# Evaluation Prep

In an AI competition, participants submit their predictions on the test data, which are automatically evaluated. This notebook summarizes the steps that are required for making all the files used in the evaluation process. 

In [10]:
import os
import numpy as np
import random
import pandas as pd
import cv2

We make 3 different files:
* **answer.csv** - A csv file containing the building location mask for each image in the test dataset. The csv file has 4 columns:
    * 'img_id' - Name of the test image.
    * 'class' - Type of feature for which we find masks. In this case, the only class is 'building'.
    * 'prediction' - The location of the pixels corresponding the the given feature. The mask is in RLE format.
    * 'public' - Boolean value indicating whether the image is part of the public test set or private (hidden) test set.
* **sample_submission.csv** - An example csv file that shows how prediction files should be formatted.
    * It has all the same columns as the *answer.csv* file besides the 'public' column.
    * The rows are in the same order as in the *answer.csv* file.
* **evaluate.py** - Python script that takes the *answer.csv* file and prediction files rom participants and calculates the final score.

## answer.csv

#### RLE
We begin by loading the recordings.

In [5]:
testmask_path = '/workspace/Competition/map_segmentation/data/final/test/masks'
test_masks = os.listdir(testmask_path)

In [7]:
test_masks[0:10]

['ODJ0HKc0Vq.png',
 '6q78aBibSV.png',
 'iTrNBWkgm5.png',
 'eDizgkIT6N.png',
 'OKql19s74U.png',
 'slinDR5sma.png',
 '6n4FRv5pBF.png',
 'gdAZaWX3Mx.png',
 'RRo2o91Cyt.png',
 'aZVQc39P2l.png']

In [9]:
# Function to convert mask to RLE
def mask_to_coordinates(mask):
    flatten_mask = mask.flatten()
    if flatten_mask.max() == 0:
        return f'0 {len(flatten_mask)}'
    idx = np.where(flatten_mask!=0)[0]
    steps = idx[1:]-idx[:-1]
    new_coord = []
    step_idx = np.where(np.array(steps)!=1)[0]
    start = np.append(idx[0], idx[step_idx+1])
    end = np.append(idx[step_idx], idx[-1])
    length = end - start + 1
    for i in range(len(start)):
        new_coord.append(start[i])
        new_coord.append(length[i])
    new_coord_str = ' '.join(map(str, new_coord))
    return new_coord_str

We use the function above to convert our png image mask to a string containing RLE coordinates.

In [11]:
recid = []
rles = []

for imask in test_masks:
    maskpath = os.path.join(testmask_path, imask)
    mask = cv2.imread(maskpath, cv2.IMREAD_GRAYSCALE)
    rle = mask_to_coordinates(mask)
    recid.append(imask)
    rles.append(rle)

#### Public vs. Private

We now randomly select files to be either part of the public (30%) test set or private (70%) test set. 

In [12]:
isPublic = []
for i in range(len(recid)):
    samp = np.random.uniform(0,1)
    if samp < 0.3:
        isPublic.append(True)
    else:
        isPublic.append(False)

#### Classes

In [13]:
classes = list(np.repeat('building',len(recid)))

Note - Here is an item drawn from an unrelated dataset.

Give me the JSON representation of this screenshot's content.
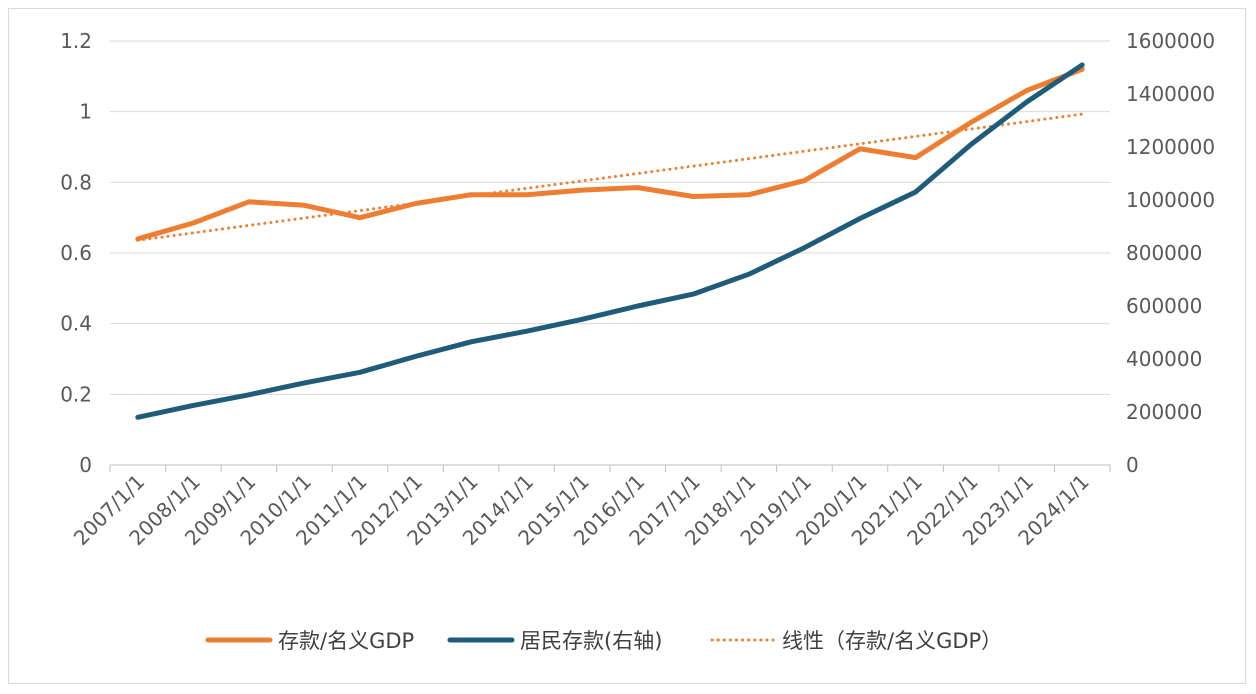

#### Combine lists to dataframe

In [14]:
answerdf = pd.DataFrame({'img_id':recid, 'class': classes, 'prediction':rles, 'public':isPublic})

In [15]:
answerdf.to_csv('answer.csv',index=False)

## sample_submission.csv

Making the sample_submission file is much simpler now that we already have the answer csv. We give a random mask as the predictions.

In [16]:
samples = []
for i in range(len(recid)):
    samples.append('1 1 3 1 6 3 13 7 23 1 27 2')

In [17]:
ssdf = pd.DataFrame({'img_id':recid, 'class':classes, 'prediction':samples})

In [18]:
ssdf.to_csv('sample_submission.csv', index=False)

## evaluate.py
This file is used to calculate the score of the participant predictions. In the case of this specific task, the performance metric is the mIoU.
* Calculates mIoU based on predictions.
* Both the public and private scores are calculated.